Sunday was a big day for the World Wide Web: AC Milan’s home game against Fiorentina became the first football match ever broadcast in the metaverse. If the Rossoneri faithful were focused on taking another step towards the Serie A title, outside of Italy, this game marked a leap towards the new frontier of a 360-degree virtual experience that claims to be the next revolution in our everyday lives.
Serie A announced the news with great pride: “We present ourselves as pioneers of a phase in history full of technological innovations that pave the way for revolutionary broadcasting possibilities, reaching and involving more and more young fans around the world,” said Luigi De Siervo, CEO of Serie A. In short, after so many international setbacks (not least failing to reach the World Cup), Italian football has been able to ride the metawave in advance, joining the (few) other innovators in the entertainment world by propositioning itself in the same way as virtual concerts, private events and everything that revolves around shopping, social life and work. So far, so futuristic. Unfortunately, the initial result was a bit of a flop.

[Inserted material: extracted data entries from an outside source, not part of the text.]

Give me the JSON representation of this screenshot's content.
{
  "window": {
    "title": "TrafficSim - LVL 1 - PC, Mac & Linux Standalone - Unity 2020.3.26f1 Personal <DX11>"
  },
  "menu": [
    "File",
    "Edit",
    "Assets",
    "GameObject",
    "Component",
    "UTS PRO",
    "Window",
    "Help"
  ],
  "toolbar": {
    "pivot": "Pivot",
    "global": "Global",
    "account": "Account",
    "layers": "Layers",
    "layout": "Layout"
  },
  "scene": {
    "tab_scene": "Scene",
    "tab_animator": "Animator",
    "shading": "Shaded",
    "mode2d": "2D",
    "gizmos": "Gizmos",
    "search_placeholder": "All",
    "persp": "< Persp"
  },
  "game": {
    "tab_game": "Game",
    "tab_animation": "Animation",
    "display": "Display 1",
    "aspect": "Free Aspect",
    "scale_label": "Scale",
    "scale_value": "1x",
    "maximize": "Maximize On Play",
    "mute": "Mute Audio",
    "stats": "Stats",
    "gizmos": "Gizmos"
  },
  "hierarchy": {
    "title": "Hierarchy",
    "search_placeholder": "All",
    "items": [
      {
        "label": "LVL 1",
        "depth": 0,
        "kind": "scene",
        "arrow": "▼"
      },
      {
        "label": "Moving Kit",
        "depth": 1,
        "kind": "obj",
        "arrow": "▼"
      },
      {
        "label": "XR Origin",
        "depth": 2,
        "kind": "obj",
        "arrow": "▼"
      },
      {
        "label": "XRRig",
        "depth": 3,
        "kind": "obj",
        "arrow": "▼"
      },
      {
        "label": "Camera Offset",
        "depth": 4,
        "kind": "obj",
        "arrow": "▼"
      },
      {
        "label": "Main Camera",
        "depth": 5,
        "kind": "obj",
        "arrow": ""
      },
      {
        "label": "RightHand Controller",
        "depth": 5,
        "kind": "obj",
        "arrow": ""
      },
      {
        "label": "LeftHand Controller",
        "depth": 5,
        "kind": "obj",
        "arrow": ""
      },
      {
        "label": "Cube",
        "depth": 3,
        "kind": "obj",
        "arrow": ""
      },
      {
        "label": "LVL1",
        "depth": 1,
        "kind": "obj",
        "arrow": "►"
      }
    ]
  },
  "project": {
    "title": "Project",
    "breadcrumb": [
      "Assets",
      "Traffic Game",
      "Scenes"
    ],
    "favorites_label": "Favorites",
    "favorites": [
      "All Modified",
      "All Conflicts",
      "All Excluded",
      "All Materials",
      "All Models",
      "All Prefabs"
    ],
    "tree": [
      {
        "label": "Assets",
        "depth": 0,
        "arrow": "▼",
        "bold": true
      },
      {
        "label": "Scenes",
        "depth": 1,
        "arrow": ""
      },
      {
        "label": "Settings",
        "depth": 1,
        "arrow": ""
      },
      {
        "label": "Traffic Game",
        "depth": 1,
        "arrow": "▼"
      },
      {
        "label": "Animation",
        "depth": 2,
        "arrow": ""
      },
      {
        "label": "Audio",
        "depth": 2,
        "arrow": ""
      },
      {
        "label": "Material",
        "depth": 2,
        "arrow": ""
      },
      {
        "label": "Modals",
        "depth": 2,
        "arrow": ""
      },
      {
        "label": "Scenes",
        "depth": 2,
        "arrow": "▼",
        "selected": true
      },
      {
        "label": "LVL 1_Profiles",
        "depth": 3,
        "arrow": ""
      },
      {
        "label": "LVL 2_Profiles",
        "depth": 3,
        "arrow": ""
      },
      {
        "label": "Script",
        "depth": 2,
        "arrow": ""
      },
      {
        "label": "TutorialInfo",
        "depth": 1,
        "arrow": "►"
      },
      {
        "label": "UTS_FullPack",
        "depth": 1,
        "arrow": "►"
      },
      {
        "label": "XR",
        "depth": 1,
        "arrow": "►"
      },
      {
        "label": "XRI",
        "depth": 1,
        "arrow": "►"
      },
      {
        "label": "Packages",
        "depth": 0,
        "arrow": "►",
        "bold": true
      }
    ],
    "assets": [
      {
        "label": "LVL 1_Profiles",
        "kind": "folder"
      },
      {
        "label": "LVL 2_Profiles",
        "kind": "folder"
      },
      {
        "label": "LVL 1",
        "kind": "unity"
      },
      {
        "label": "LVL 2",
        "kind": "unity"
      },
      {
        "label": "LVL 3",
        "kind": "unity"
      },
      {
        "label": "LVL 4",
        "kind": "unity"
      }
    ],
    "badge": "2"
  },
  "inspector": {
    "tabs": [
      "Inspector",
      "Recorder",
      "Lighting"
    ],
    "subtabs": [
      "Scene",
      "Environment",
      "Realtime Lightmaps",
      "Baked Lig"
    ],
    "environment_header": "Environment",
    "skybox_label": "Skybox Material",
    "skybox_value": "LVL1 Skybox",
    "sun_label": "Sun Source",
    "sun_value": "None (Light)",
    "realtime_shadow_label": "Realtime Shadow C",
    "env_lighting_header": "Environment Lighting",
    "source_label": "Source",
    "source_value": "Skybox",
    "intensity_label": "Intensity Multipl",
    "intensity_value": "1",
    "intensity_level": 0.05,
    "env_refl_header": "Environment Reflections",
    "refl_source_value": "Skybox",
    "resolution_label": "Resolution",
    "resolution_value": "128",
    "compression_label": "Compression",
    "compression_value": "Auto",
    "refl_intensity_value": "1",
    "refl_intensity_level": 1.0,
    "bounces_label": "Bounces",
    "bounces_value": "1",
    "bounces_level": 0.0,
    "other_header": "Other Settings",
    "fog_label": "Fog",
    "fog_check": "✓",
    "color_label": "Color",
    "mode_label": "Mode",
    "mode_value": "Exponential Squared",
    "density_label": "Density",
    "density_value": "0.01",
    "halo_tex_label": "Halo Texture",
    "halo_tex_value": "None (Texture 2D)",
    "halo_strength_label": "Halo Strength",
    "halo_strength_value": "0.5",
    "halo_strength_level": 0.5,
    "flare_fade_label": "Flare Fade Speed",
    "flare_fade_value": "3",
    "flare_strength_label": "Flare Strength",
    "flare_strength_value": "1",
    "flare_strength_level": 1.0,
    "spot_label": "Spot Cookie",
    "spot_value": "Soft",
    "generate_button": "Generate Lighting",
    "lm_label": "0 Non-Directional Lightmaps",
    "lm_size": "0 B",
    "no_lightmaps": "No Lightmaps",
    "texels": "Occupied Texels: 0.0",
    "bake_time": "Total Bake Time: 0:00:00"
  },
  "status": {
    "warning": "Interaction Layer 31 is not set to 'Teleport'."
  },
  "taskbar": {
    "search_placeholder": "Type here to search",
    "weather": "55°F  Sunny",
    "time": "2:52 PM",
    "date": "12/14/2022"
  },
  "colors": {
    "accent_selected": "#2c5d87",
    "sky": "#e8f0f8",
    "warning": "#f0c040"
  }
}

Match at the pub, version 2.0
If we ask you to conjure up images of a football match broadcast in the metaverse, you’ll probably think of a pretty revolutionary experience: whether in terms of viewing the match, inconceivable interactivity, shots impossible to see on TV or, even more simply, the ability to travel inside the stadium in real-time, allowing virtual fans to really feel part of the event. In reality, none of this happened.
Milan-Fiorentina in the metaverse was transformed into a virtual room in which the match was streamed and accessed with an avatar, giving users the ability to interact with others by inviting them to chat or send reactions. By downloading a free NFT, you could cop some Serie A merch – which seems to indicate that virtual club scarves and shirts are around the corner. Besides that, it was basically going to the pub version 2.0, with no major technological innovations.
When will we be able to watch all the games in the metaverse?
The potential is enormous: both because the metaverse is now considered the next step in the development of global technology, and because this unexplored terrain could enable new levels of creativity. Why not combine the images of all the cameras to let the viewer choose exactly the shot they want, like a futuristic version of the A-League’s “Heskey Cam”? Or program the sensors worn by players to appear in augmented reality data, with the information updated instantaneously?
English clubs are getting in on the action. Manchester City has just hired a metaverse director (obviously), and Birmingham City has become the first EFL club to ‘enter the metaverse’, partnering with an esports company to digitally map St. Andrew’s. Spurs even offered something similar a few years ago, during the building of the Tottenham Hotspur Stadium.
Away from the nascent steps of English clubs, the metaverse experience from last weekend was reserved for audiences in the Middle East and North Africa, and it’ll most likely be some time before we see it in Europe – where the battle over broadcasting rights will reach its peak. Until then, there’s plenty of room for improvement in metaverse football: clubs shouldn’t worry about empty stadia just yet.